Show HN: Xybrid – run LLM and speech locally in your app (no back end, Rust)
TL;DR
Xybrid is a Rust library that embeds LLM and speech pipelines directly inside your app – no server, no daemon, just one binary.
Key Points
- Supports GGUF, ONNX, and CoreML; integrations available for Flutter, Swift, Kotlin, Unity, and Tauri.
- On current smartphones the library achieves roughly 20 tok/s on Android and 40 tok/s on iOS with quantized ~3B models.

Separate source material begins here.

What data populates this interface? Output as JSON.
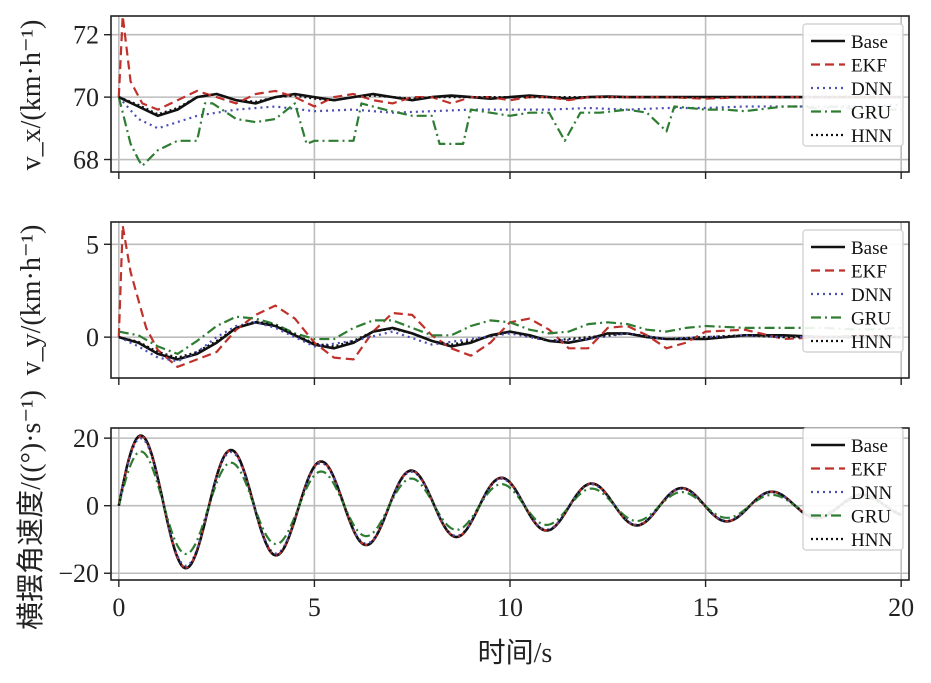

- Demo: 6 NPCs in a Unity tavern scene generate real-time dialogue entirely on-device – no API key, no internet, no per-request cost.
Nauti's Take
The fact that a Unity tavern scene with six talking NPCs is the most compelling proof point for a serious infrastructure library says a lot about how far on-device AI has come. Xybrid solves a real problem: the 'no separate server' approach sounds trivial but is in practice the biggest friction point when shipping embedded AI features.
The 40 tok/s on iOS is impressive – as long as expectations stay in the 3B-model range and nobody expects a mid-range Android phone to match cloud-scale quality. Open-source, Rust, broad platform support, clear positioning: this is not a hype project, it deserves a proper look.